JEUX LIT AVEC SALLY : Un pavé de plus de 700 pages

C’était le thème du club de lecture du mois de mai

Nous étions 7 à explorer le sujet

Audrey a lu

Résumé : La guerre est un enfer, mais c’est aussi un gagne-pain pour certains, comme Monza Murcatto, la plus célèbre et redoutée des mercenaires de Styrie. Trahie et laissée pour morte, Monza se voit offrir en guise de récompense un corps brisé et une haine brûlante envers ses anciens employeurs. Elle aura pour alliés un soûlard des moins fiables, le plus fourbe des empoisonneurs, un meurtrier obsédé par les nombres et un barbare décidé à se racheter une conscience. C’est le printemps en Styrie. Et avec le printemps, vient la vengeance.

Roman de 800 pages – se le procurer

La Chronique de Audrey

Sombre, très sombre. Même un peu glauque par endroit.
Joe Abercrombie nous sert un opus en Styrie qui n’est rien de moins qu’un nid de serpents. Au programme, la vengeance! Agrémentée d’un soupçon de trahison.
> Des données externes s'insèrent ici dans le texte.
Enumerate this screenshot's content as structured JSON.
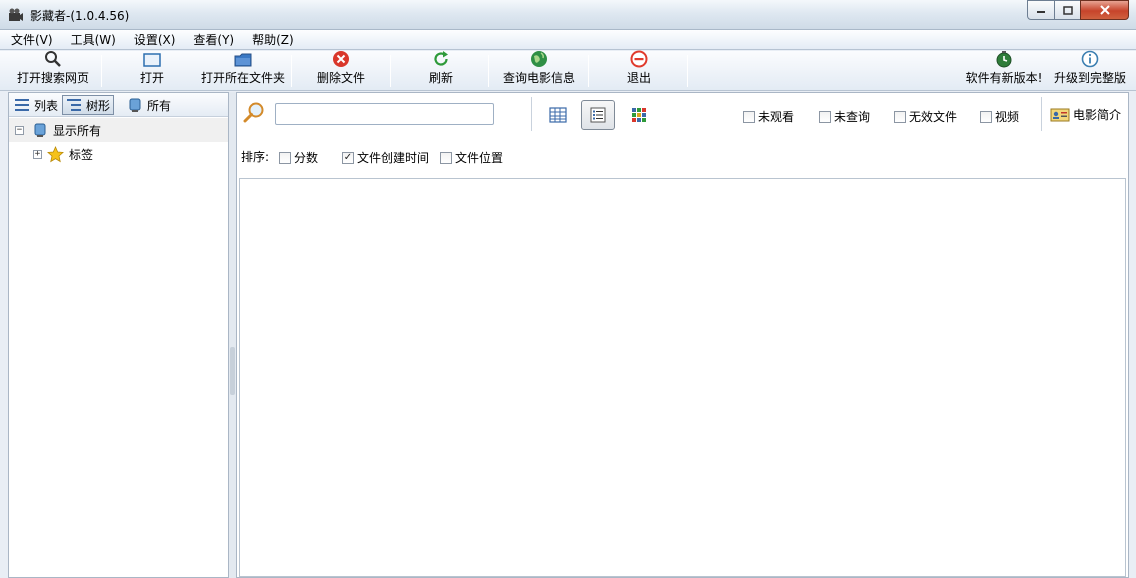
{
  "window": {
    "title": "影藏者-(1.0.4.56)",
    "controls": {
      "minimize": "─",
      "maximize": "▢",
      "close": "✕"
    }
  },
  "menu": {
    "items": [
      {
        "label": "文件(V)"
      },
      {
        "label": "工具(W)"
      },
      {
        "label": "设置(X)"
      },
      {
        "label": "查看(Y)"
      },
      {
        "label": "帮助(Z)"
      }
    ]
  },
  "toolbar": {
    "open_search": "打开搜索网页",
    "open": "打开",
    "open_folder": "打开所在文件夹",
    "delete": "删除文件",
    "refresh": "刷新",
    "query_movie": "查询电影信息",
    "exit": "退出",
    "new_version": "软件有新版本!",
    "upgrade": "升级到完整版"
  },
  "left": {
    "tabs": {
      "list": "列表",
      "tree": "树形",
      "all": "所有"
    },
    "tree": {
      "root": "显示所有",
      "child": "标签",
      "root_expander": "−",
      "child_expander": "+"
    }
  },
  "right": {
    "search": {
      "value": "",
      "placeholder": ""
    },
    "filters": {
      "unwatched": "未观看",
      "unqueried": "未查询",
      "invalid": "无效文件",
      "video": "视频",
      "movie_intro": "电影简介"
    },
    "sort": {
      "label": "排序:",
      "score": "分数",
      "created": "文件创建时间",
      "location": "文件位置",
      "created_checked": "✓"
    }
  },
  "colors": {
    "accent": "#3c7fb1",
    "delete_red": "#d9372b",
    "refresh_green": "#2e9a3a",
    "exit_red": "#e03a2c"
  }
}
Monza, mercenaire de son état, est laissée pour morte par son employeur, le duc d’Orso après que lui et six autres hommes aient assassiné son frère sous ses yeux. Elle crie vengeance et dans l’ombre envisage de tuer les sept coupables, les uns après les autres. Aidée en cela d’une fine équipe : adepte de la torture, Homme Né, empoisonneur, mercenaire trahi, ex-bagnard. Tout ça fait un petit monde avec des personnalités atypiques, amorales, loin d’être manichéennes, qu’on apprécie autant qu’on désapprouve voire déteste par moment.

Avec astuce, l’auteur nous dévoile par les différents objectifs de Monza la situation politique de la Styrie, les cités en conflit les unes avec les autres, les ambitions des puissances voisines rivales, les aspirations du duc d’Orso. Une trame de fond palpitante!

Dans ce long pavé, les coups de théâtre sont nombreux. Pas trop le temps de s’ennuyer, d’autant que le livre est divisé en sept parties et on devine aisément la fin de chacune de ces parties. La sixième partie est celle qui m’a sans doute le moins emballée mais la fin est épique.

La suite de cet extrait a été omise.